A wheeling and rocking mass of light and shadow resolved itself into the dining-room walls, settled and was still. She felt the soft substance of a sofa pillow under her head, the hard lump that was her husband's arm supporting her shoulders.
"That's it—now she's all right!" said Kane Salisbury, his kind, concerned face just above her own. Mrs. Salisbury shifted heavy, languid eyes, and found Sandy.
"Darling, you fell!" the daughter whispered.
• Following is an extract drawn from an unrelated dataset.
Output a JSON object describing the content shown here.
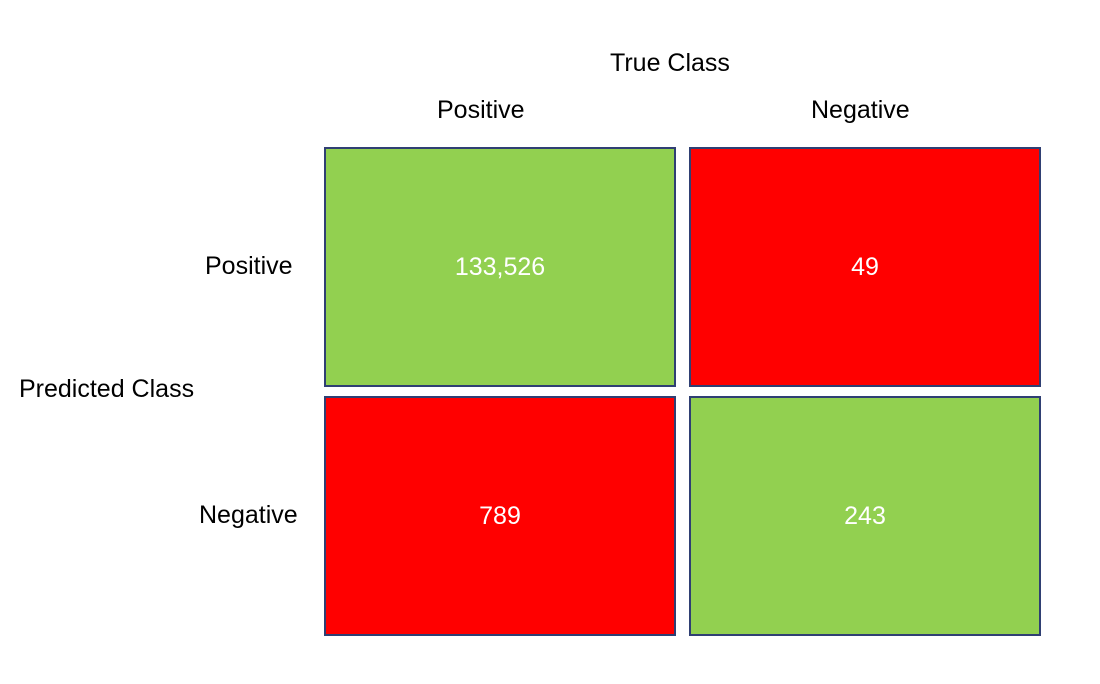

White-lipped, pitiful, with tears still on her round cheeks, Sandy was fanning her mother with a folded newspaper.
"Well, how silly of me!" Mrs. Salisbury said weakly. She sighed, tried too quickly to sit up, and fainted quietly away again.
This time she opened her eyes in her own bed, and was made to drink something sharp and stinging, and directed not to talk. While her husband and daughter were hanging up things, and reducing the tumbled room to order, the doctor arrived.
"Dr. Hollister, I call this an imposition!" protested the invalid smilingly. "I have been doing a little too much, that's all! But don't you dare say the word rest-cure to me again!"
But Doctor Hollister did not smile; there was no smiling in the house that day.
"Mother may have to go away," Alexandra told anxious friends, very sober, but composed. "Mother may have to take a rest-cure," she said a day or two later.
"But you won't let them send me to a hospital again, Kane?" pleaded his wife one evening. "I almost die of lonesomeness, wondering what you and the children are doing! Couldn't I just lie here? Marthe and Sandy can manage somehow, and I promise you I truly won't worry, just lie here like a queen!"
"Well, perhaps we'll give you a trial," smiled Kane Salisbury, very much enjoying an hour of quiet, at his wife's bedside. "But don't count on Marthe. She's going."
"Marthe is?" Mrs. Salisbury only leaned a little more heavily on the strong arm that held her, and laughed comfortably. "I refuse to concern myself with such sordid matters," she said. "But why?"
"Because I've got a new girl, hon."
"You have!" She shifted about to stare at him, aroused by his tone. Light came. "You've not gotten one of those college cooks, have you, Kane?" she demanded. "Oh, Kane! Not at thirty-seven dollars a month! Oh, you have, you wicked, extravagant boy!"
"Cheaper than a trained nurse, petty!"
Mrs. Salisbury was still shaking a scandalized head, but he could see the pleasure and interest in her eyes. She sank back in her pillows, but kept her thin fingers gripped tightly over his.
"How you do spoil me, Tip!" The name took him back across many years to the little eighteen-dollar cottage and the days before Sandy came. He looked at his wife's frail little figure, the ruffled frills that showed under her loose wrapper, at throat and elbows. There was something girlish still about her hanging dark braid, her big eyes half visible in the summer twilight.
"Well, you may depend upon it, you're in for a good long course of spoiling now, Miss Sally!" said he.